After a ‘baby boom’ following World War II, this generation earned their nickname. Typically born between the mid-40s and mid-60s, Baby Boomers have had to adopt more technology in order to reconnect with old friends or keep in touch with family members that may be overseas.
While they may be the highest consumers of traditional media – newspapers, radio and TV – it’s been reported that there has been a rise in them trying to keep up with the times – spending more hours online and even making their purchases there. According to the Office for National Statistics, more than half of people (54%) aged 65 and over revealed that they shop online, using either a debit or credit card. While they’re not prolific online spenders, it is suggested they make between three to five purchases within a three-month period.
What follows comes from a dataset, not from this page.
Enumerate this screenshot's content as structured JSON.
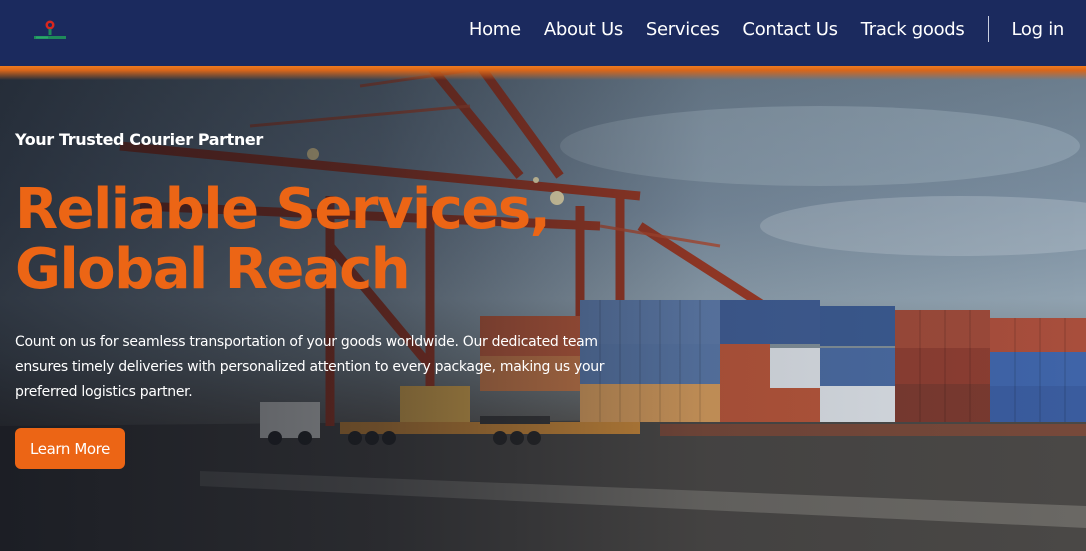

Individuals born between the mid-60s and late-70s fall into Generation X. While technology was advancing fast as Gen X were growing up, it wasn’t nearly as readily available as it is now. Due to knowing both a digital and non-digital world, individuals within this bracket tend to be more resourceful. Gen X have both children and parents to support, so when it comes to looking for products, brands may be more successful if they deliver straightforward messages in their marketing – as well as some discounts or offers on items.
Arguably one of the most talked about generations, Millennials are the individuals born between the 80s and mid-90s. What has had the biggest impact in shaping their lives? The explosion of the internet.
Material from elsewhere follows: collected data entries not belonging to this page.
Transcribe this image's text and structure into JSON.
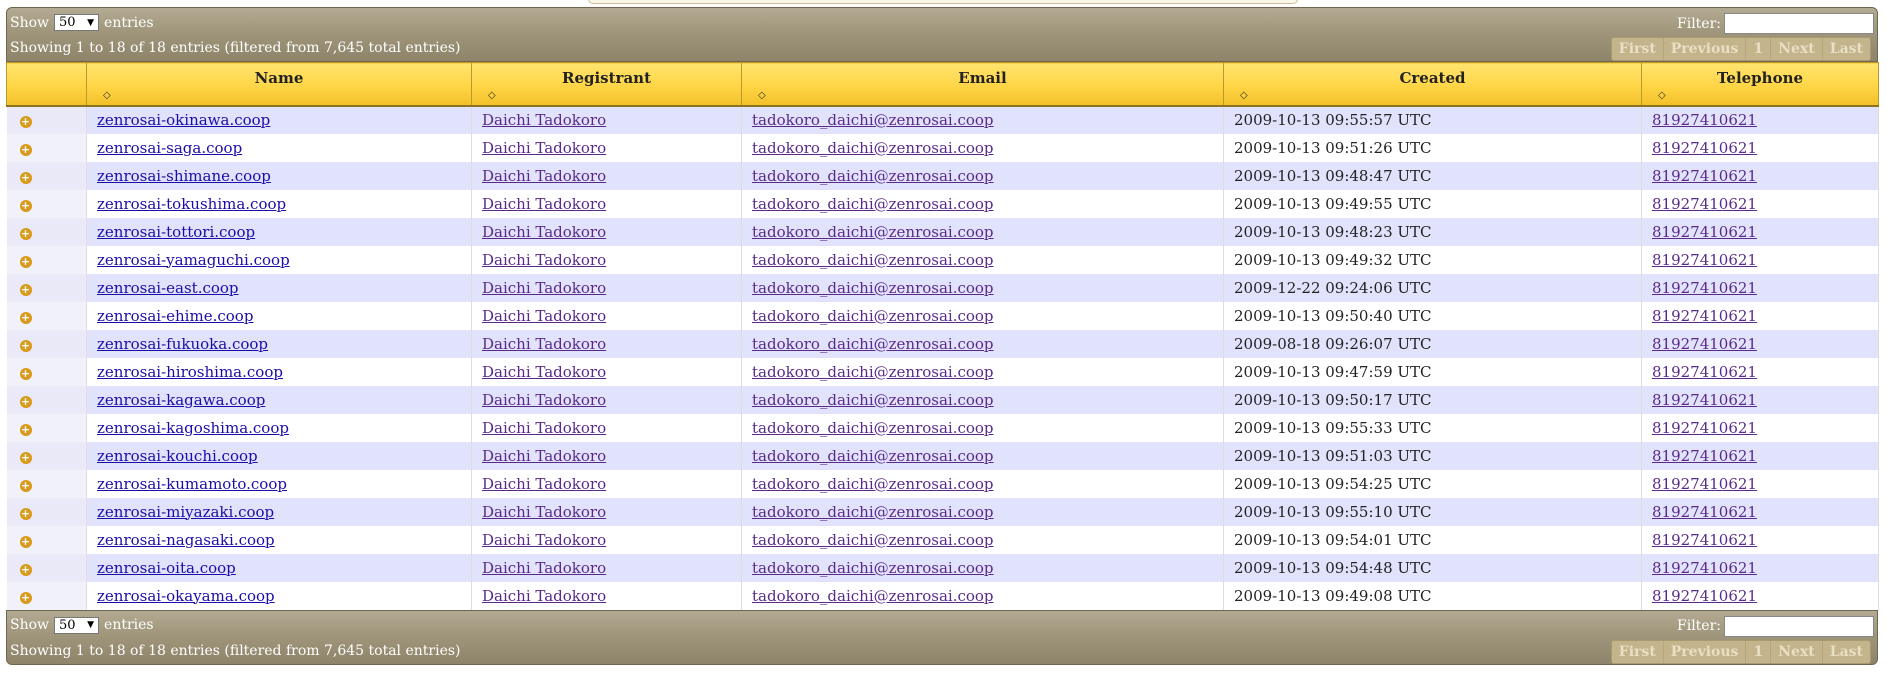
{
  "top_bar": {
    "show_label": "Show",
    "page_size": "50",
    "entries_label": "entries",
    "filter_label": "Filter:",
    "filter_value": "",
    "info": "Showing 1 to 18 of 18 entries (filtered from 7,645 total entries)",
    "pager": [
      "First",
      "Previous",
      "1",
      "Next",
      "Last"
    ]
  },
  "columns": [
    "",
    "Name",
    "Registrant",
    "Email",
    "Created",
    "Telephone"
  ],
  "sort_glyph": "◇",
  "expand_glyph": "+",
  "rows": [
    {
      "name": "zenrosai-okinawa.coop",
      "registrant": "Daichi Tadokoro",
      "email": "tadokoro_daichi@zenrosai.coop",
      "created": "2009-10-13 09:55:57 UTC",
      "telephone": "81927410621"
    },
    {
      "name": "zenrosai-saga.coop",
      "registrant": "Daichi Tadokoro",
      "email": "tadokoro_daichi@zenrosai.coop",
      "created": "2009-10-13 09:51:26 UTC",
      "telephone": "81927410621"
    },
    {
      "name": "zenrosai-shimane.coop",
      "registrant": "Daichi Tadokoro",
      "email": "tadokoro_daichi@zenrosai.coop",
      "created": "2009-10-13 09:48:47 UTC",
      "telephone": "81927410621"
    },
    {
      "name": "zenrosai-tokushima.coop",
      "registrant": "Daichi Tadokoro",
      "email": "tadokoro_daichi@zenrosai.coop",
      "created": "2009-10-13 09:49:55 UTC",
      "telephone": "81927410621"
    },
    {
      "name": "zenrosai-tottori.coop",
      "registrant": "Daichi Tadokoro",
      "email": "tadokoro_daichi@zenrosai.coop",
      "created": "2009-10-13 09:48:23 UTC",
      "telephone": "81927410621"
    },
    {
      "name": "zenrosai-yamaguchi.coop",
      "registrant": "Daichi Tadokoro",
      "email": "tadokoro_daichi@zenrosai.coop",
      "created": "2009-10-13 09:49:32 UTC",
      "telephone": "81927410621"
    },
    {
      "name": "zenrosai-east.coop",
      "registrant": "Daichi Tadokoro",
      "email": "tadokoro_daichi@zenrosai.coop",
      "created": "2009-12-22 09:24:06 UTC",
      "telephone": "81927410621"
    },
    {
      "name": "zenrosai-ehime.coop",
      "registrant": "Daichi Tadokoro",
      "email": "tadokoro_daichi@zenrosai.coop",
      "created": "2009-10-13 09:50:40 UTC",
      "telephone": "81927410621"
    },
    {
      "name": "zenrosai-fukuoka.coop",
      "registrant": "Daichi Tadokoro",
      "email": "tadokoro_daichi@zenrosai.coop",
      "created": "2009-08-18 09:26:07 UTC",
      "telephone": "81927410621"
    },
    {
      "name": "zenrosai-hiroshima.coop",
      "registrant": "Daichi Tadokoro",
      "email": "tadokoro_daichi@zenrosai.coop",
      "created": "2009-10-13 09:47:59 UTC",
      "telephone": "81927410621"
    },
    {
      "name": "zenrosai-kagawa.coop",
      "registrant": "Daichi Tadokoro",
      "email": "tadokoro_daichi@zenrosai.coop",
      "created": "2009-10-13 09:50:17 UTC",
      "telephone": "81927410621"
    },
    {
      "name": "zenrosai-kagoshima.coop",
      "registrant": "Daichi Tadokoro",
      "email": "tadokoro_daichi@zenrosai.coop",
      "created": "2009-10-13 09:55:33 UTC",
      "telephone": "81927410621"
    },
    {
      "name": "zenrosai-kouchi.coop",
      "registrant": "Daichi Tadokoro",
      "email": "tadokoro_daichi@zenrosai.coop",
      "created": "2009-10-13 09:51:03 UTC",
      "telephone": "81927410621"
    },
    {
      "name": "zenrosai-kumamoto.coop",
      "registrant": "Daichi Tadokoro",
      "email": "tadokoro_daichi@zenrosai.coop",
      "created": "2009-10-13 09:54:25 UTC",
      "telephone": "81927410621"
    },
    {
      "name": "zenrosai-miyazaki.coop",
      "registrant": "Daichi Tadokoro",
      "email": "tadokoro_daichi@zenrosai.coop",
      "created": "2009-10-13 09:55:10 UTC",
      "telephone": "81927410621"
    },
    {
      "name": "zenrosai-nagasaki.coop",
      "registrant": "Daichi Tadokoro",
      "email": "tadokoro_daichi@zenrosai.coop",
      "created": "2009-10-13 09:54:01 UTC",
      "telephone": "81927410621"
    },
    {
      "name": "zenrosai-oita.coop",
      "registrant": "Daichi Tadokoro",
      "email": "tadokoro_daichi@zenrosai.coop",
      "created": "2009-10-13 09:54:48 UTC",
      "telephone": "81927410621"
    },
    {
      "name": "zenrosai-okayama.coop",
      "registrant": "Daichi Tadokoro",
      "email": "tadokoro_daichi@zenrosai.coop",
      "created": "2009-10-13 09:49:08 UTC",
      "telephone": "81927410621"
    }
  ],
  "bottom_bar": {
    "show_label": "Show",
    "page_size": "50",
    "entries_label": "entries",
    "filter_label": "Filter:",
    "filter_value": "",
    "info": "Showing 1 to 18 of 18 entries (filtered from 7,645 total entries)",
    "pager": [
      "First",
      "Previous",
      "1",
      "Next",
      "Last"
    ]
  },
  "colors": {
    "header_gold": "#ffd545",
    "bar_taupe": "#a0967b",
    "row_stripe": "#e1e2fb",
    "expand_icon": "#d99a1c"
  }
}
Typically showing less brand loyalty than previous generations, Millennials shop around for items, and often buy on impulse. Today, there are a whole host of popular online retailers they can make purchases from, as well as many peer-to-peer social shopping apps such as Depop, whe re they can buy clothing or shoes.
Due to issues like student debt, they are less likely to make major life purchases – such as a house – early on, preferring to delay those until they are older. Unlike the generations above them, they spend money on things that were once taboo: plastic surgery and therapy.
With easy access to social media, when it comes to making purchases Gen Z find themselves identifying with influencers. If these influencers are brand ambassadors or encouraging individuals to make certain purchases, Gen Z are more motivated to do so. Born after the mid-90s, they’ve grown up in a hyper-connected world, continuously display their lives on social media and as a result, feel the pressure to purchase new items such as clothes. Rather than visiting stores, they prefer to shop online – choosing to re-sell the items if they’re not right.